Bu durumda, dosyada arabuluculuk dava şartının gerçekleştiği anlaşıldığından, mahkemece; davanın esası hakkında inceleme yapılarak karar verilmesi gerekirken arabuluculuk dava şartının yerine getirilmediğinden bahisle yazılı şekilde davanın reddine ilişkin hüküm doğru görülmediğinden, davacı vekilinin istinaf başvurusunun kabulü ile HMK.’nun 353/1-a,4 maddesi gereğince, mahkeme kararının kaldırılarak dosyanın kararı veren mahkemeye gönderilmesine kesin olarak karar vermek gerekmiştir.
İnceleme, 6100 sayılı HMK.’nun 355. md. hükmüne göre istinaf dilekçesinde belirtilen sebeplerle sınırlı olarak ve kamu düzenine aykırı hususların olup olmadığı gözetilerek yapılmıştır.
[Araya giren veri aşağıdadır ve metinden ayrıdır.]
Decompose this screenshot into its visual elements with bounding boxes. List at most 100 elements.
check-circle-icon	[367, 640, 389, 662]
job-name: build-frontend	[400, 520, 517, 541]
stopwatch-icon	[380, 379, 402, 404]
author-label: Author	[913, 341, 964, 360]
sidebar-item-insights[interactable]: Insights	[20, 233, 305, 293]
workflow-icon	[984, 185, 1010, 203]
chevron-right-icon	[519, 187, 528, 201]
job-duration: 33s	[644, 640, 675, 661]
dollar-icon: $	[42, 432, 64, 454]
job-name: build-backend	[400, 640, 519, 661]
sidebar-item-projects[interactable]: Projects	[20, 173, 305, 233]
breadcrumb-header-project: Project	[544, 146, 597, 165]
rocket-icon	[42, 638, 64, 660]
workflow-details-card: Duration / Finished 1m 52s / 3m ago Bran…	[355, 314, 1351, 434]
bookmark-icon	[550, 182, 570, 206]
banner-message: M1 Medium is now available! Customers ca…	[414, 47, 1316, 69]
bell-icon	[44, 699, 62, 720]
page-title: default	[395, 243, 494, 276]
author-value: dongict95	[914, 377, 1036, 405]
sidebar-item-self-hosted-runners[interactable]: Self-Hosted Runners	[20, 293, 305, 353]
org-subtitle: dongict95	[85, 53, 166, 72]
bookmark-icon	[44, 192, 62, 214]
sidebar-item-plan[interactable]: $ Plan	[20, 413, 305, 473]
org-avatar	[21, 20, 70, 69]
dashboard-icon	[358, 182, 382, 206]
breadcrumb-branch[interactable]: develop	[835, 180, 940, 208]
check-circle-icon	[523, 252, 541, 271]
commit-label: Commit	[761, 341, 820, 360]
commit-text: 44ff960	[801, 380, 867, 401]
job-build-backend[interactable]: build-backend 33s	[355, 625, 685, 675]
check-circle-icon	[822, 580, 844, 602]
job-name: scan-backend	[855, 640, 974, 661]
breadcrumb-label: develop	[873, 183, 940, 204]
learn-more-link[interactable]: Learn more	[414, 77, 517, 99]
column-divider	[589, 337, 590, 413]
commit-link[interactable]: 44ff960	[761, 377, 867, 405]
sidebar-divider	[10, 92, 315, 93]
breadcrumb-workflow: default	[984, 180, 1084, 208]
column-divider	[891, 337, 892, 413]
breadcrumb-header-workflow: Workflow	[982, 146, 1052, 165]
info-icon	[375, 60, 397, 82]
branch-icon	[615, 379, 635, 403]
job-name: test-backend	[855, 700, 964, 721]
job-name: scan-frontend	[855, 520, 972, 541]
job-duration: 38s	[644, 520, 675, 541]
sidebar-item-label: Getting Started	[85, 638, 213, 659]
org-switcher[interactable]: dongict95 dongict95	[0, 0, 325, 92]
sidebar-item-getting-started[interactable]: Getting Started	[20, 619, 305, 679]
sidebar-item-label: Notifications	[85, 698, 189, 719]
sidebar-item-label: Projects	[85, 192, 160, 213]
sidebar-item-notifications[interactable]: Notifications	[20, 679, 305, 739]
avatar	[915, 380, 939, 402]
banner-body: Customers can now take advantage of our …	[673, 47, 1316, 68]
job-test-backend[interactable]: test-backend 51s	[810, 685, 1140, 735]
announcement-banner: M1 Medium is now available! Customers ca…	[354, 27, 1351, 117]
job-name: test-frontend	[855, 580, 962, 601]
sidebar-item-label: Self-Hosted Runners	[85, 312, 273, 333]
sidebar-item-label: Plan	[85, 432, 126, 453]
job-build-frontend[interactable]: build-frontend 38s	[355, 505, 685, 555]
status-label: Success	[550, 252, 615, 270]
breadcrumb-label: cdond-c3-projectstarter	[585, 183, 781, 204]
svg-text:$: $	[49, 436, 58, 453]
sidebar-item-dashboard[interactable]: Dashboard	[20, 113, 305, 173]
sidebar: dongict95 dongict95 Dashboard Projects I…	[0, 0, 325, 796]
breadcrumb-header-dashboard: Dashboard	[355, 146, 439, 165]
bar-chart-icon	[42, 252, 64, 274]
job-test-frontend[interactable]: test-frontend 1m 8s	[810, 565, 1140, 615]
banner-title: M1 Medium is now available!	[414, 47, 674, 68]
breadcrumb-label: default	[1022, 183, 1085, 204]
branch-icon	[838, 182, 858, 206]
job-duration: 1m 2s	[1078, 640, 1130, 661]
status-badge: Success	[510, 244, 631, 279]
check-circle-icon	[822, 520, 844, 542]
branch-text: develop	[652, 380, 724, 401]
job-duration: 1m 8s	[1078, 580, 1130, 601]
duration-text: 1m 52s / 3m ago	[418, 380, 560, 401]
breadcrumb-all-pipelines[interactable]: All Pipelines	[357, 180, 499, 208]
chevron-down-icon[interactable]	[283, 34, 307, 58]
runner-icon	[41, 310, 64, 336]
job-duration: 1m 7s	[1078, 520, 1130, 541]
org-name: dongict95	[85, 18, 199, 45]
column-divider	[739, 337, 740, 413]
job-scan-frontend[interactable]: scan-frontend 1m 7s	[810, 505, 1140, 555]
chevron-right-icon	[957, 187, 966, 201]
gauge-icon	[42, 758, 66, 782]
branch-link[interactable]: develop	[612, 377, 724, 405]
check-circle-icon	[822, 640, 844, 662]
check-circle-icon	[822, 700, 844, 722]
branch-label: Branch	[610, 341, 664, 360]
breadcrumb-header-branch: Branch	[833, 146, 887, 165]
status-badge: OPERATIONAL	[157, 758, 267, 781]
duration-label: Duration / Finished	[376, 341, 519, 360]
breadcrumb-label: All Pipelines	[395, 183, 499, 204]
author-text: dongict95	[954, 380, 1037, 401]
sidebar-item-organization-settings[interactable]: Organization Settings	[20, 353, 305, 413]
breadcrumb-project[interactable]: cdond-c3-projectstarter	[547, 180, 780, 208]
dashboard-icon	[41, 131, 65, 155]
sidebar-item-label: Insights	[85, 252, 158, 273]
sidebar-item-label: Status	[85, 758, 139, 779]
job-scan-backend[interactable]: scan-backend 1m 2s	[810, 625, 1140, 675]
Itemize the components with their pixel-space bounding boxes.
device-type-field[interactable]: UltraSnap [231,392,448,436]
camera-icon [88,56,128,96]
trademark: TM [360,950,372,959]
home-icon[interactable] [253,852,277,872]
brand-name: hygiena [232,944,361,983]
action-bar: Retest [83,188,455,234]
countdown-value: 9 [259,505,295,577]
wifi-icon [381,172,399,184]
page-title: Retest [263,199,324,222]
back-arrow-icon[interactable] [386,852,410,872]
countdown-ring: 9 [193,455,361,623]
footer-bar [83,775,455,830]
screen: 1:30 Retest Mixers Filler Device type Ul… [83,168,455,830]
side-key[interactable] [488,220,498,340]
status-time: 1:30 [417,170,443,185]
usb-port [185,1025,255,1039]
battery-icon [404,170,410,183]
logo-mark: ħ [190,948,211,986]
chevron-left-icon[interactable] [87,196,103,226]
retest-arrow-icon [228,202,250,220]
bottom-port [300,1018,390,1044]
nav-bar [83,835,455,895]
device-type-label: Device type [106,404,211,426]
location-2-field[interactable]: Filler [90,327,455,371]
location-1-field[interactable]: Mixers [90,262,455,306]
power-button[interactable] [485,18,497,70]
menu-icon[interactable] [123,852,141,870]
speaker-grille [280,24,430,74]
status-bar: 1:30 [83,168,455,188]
HÜKÜM :Yukarıda açıklanan nedenlerle;
Davacı vekilinin istinaf başvurusunun KABULÜNE,
1-)ANKARA 9. ASLİYE TİCARET MAHKEMESİ’nin, 19/10/2020 tarih,…. sayılı KARARININ KALDIRILMASINA,
2-)Yeniden yargılama yapılması için dosyanın mahkemesine GÖNDERİLMESİNE,
3-) Peşin alınan istinaf karar ve ilam harcının istek halinde ilgiliye iadesine,
4-)İstinaf aşamasında davacı tarafından yapılan yargılama giderlerinin mahkemece verilecek olan yeni kararda dikkate alınmasına,
5-) İstinaf kararının ilk derece mahkemesince taraflara tebliğine,
Dosya üzerinde yapılan inceleme neticesinde 6100 sayılı HMK’nun 353/1-a,4 maddesi gereğince KESİN olmak üzere 21/09/2021 tarihinde oybirliği ile karar verildi.
Başkan
…
e-imzalıdır
Üye
…
e-imzalıdır
Üye
…
e-imzalıdır
Katip
…
e-imzalıdır
İş Bu Karar İlamı E-İmza ile İmzalanmıştır.